Your distance2 function takes numbers, and returns numbers, but not the same type of numbers. The incoming numbers must be integer-like things, so that you can apply fromIntegral to them; but the outgoing numbers must be floating-point-like things, so that you can apply sqrt to them. For example, here are some monomorphic types that distance2 can be specialized to:

(Int, Int) -> (Int, Int) -> Double
(Integer, Integer) -> (Integer, Integer) -> Double
(Word, Word) -> (Word, Word) -> Float

This English description is captured by creating two type variables, each with different constraints. An identical type for distance2, but with somewhat more human-readable variable names, might look like this:

(Floating float, Integral int) => (int, int) -> (int, int) -> float

CodePudding user response：

fromIntegral is used to convert the value of type Integral a => a that your sum-of-squares produces into a value of type Floating a => a that sqrt expects.

fromIntegral has type (Integral a, Num b) => a -> b. That means that, given a value of type Integral a, it will give you back a value of any type b that has a Num instance. Since Floating has Num as a superclass (by way of Fractional), that means fromIntegral can produce a value of type Floating a => a.

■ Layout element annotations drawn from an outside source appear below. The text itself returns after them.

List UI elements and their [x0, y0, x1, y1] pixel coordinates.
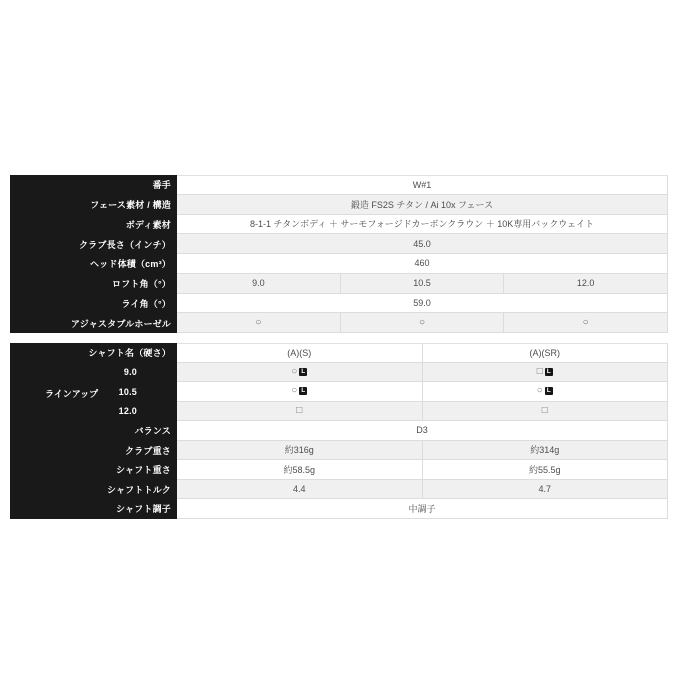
face-material-value: 鍛造 FS2S チタン / Ai 10x フェース: [177, 195, 668, 215]
spec-row-shaft-weight: [10, 460, 668, 480]
club-number-value: W#1: [177, 175, 668, 195]
left-handed-badge: L: [545, 387, 553, 395]
lie-angle-value: 59.0: [177, 294, 668, 314]
row-label-shaft-kickpoint: シャフト調子: [10, 499, 177, 519]
balance-value: D3: [177, 421, 668, 441]
row-label-shaft-name: シャフト名（硬さ）: [10, 343, 177, 363]
availability-mark: □: [296, 404, 303, 416]
shaft-torque-value-2: 4.7: [423, 480, 669, 500]
availability-mark: □: [536, 365, 543, 377]
lineup-group-label: ラインアップ: [45, 389, 99, 399]
row-label-balance: バランス: [10, 421, 177, 441]
club-length-value: 45.0: [177, 234, 668, 254]
head-volume-value: 460: [177, 254, 668, 274]
row-label-loft-10-5: 10.5: [10, 382, 177, 402]
hosel-available-circle-mark: ○: [418, 316, 426, 328]
shaft-flex-value-2: (A)(SR): [423, 343, 669, 363]
shaft-spec-table: [10, 343, 668, 519]
row-label-loft-angle: ロフト角（°）: [10, 274, 177, 294]
spec-row-club-number: [10, 175, 668, 195]
spec-row-lineup-9: [10, 363, 668, 383]
spec-row-club-weight: [10, 441, 668, 461]
loft-value-1: 9.0: [177, 274, 341, 294]
row-label-body-material: ボディ素材: [10, 215, 177, 235]
shaft-kickpoint-value: 中調子: [177, 499, 668, 519]
head-spec-table: [10, 175, 668, 333]
availability-mark: ○: [291, 385, 298, 397]
row-label-club-length: クラブ長さ（インチ）: [10, 234, 177, 254]
row-label-loft-9: 9.0: [10, 363, 177, 383]
spec-row-shaft-kickpoint: [10, 499, 668, 519]
shaft-flex-value-1: (A)(S): [177, 343, 423, 363]
club-weight-value-1: 約316g: [177, 441, 423, 461]
row-label-shaft-torque: シャフトトルク: [10, 480, 177, 500]
spec-row-shaft-torque: [10, 480, 668, 500]
spec-row-balance: [10, 421, 668, 441]
row-label-loft-12: 12.0: [10, 402, 177, 422]
spec-row-head-volume: [10, 254, 668, 274]
left-handed-badge: L: [545, 368, 553, 376]
row-label-club-number: 番手: [10, 175, 177, 195]
spec-row-loft-angle: [10, 274, 668, 294]
availability-mark: ○: [291, 365, 298, 377]
availability-mark: ○: [536, 385, 543, 397]
row-label-club-weight: クラブ重さ: [10, 441, 177, 461]
loft-value-2: 10.5: [341, 274, 505, 294]
hosel-available-circle-mark: ○: [255, 316, 262, 328]
club-weight-value-2: 約314g: [423, 441, 669, 461]
spec-row-body-material: [10, 215, 668, 235]
hosel-available-circle-mark: ○: [582, 316, 589, 328]
availability-mark: □: [541, 404, 548, 416]
spec-row-lineup-12: [10, 402, 668, 422]
left-handed-badge: L: [299, 368, 307, 376]
left-handed-badge: L: [299, 387, 307, 395]
row-label-head-volume: ヘッド体積（cm³）: [10, 254, 177, 274]
spec-row-face-material: [10, 195, 668, 215]
body-material-value: 8-1-1 チタンボディ ＋ サーモフォージドカーボンクラウン ＋ 10K専用バックウェイト: [177, 215, 668, 235]
row-label-adjustable-hosel: アジャスタブルホーゼル: [10, 313, 177, 333]
shaft-torque-value-1: 4.4: [177, 480, 423, 500]
spec-row-shaft-name: [10, 343, 668, 363]
spec-row-lineup-10-5: [10, 382, 668, 402]
row-label-lie-angle: ライ角（°）: [10, 294, 177, 314]
shaft-weight-value-1: 約58.5g: [177, 460, 423, 480]
spec-row-club-length: [10, 234, 668, 254]
spec-row-lie-angle: [10, 294, 668, 314]
row-label-face-material: フェース素材 / 構造: [10, 195, 177, 215]
loft-value-3: 12.0: [504, 274, 668, 294]
row-label-shaft-weight: シャフト重さ: [10, 460, 177, 480]
spec-row-adjustable-hosel: [10, 313, 668, 333]
shaft-weight-value-2: 約55.5g: [423, 460, 669, 480]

CodePudding user response：

There are two relevant typeclasses here:

• Integral is the typeclass for types representing a subset of integers
  • each Integral type has a function toInteger that converts its values to the arbitrary-length integer type Integer
• Num is the typeclass for numeric types that include integers as a subset
  • each Num type has a function fromInteger that converts arbitrary-length Integer values to values of that Num type

The prelude function fromIntegral is defined as:

fromIntegral = fromInteger . toInteger

It uses both of those functions to convert any Integral type to any Num type.

This is what lets your first function take any Integral type as input: the input type is inferred through the sum-of-squared-differences expression as the input to fromIntegral, and selects toInteger from that type's instance of Integral, while the Floating output type is inferred through the sqrt function to demand it as a result from the fromIntegral call, and selects the fromInteger from the output type's Num instance.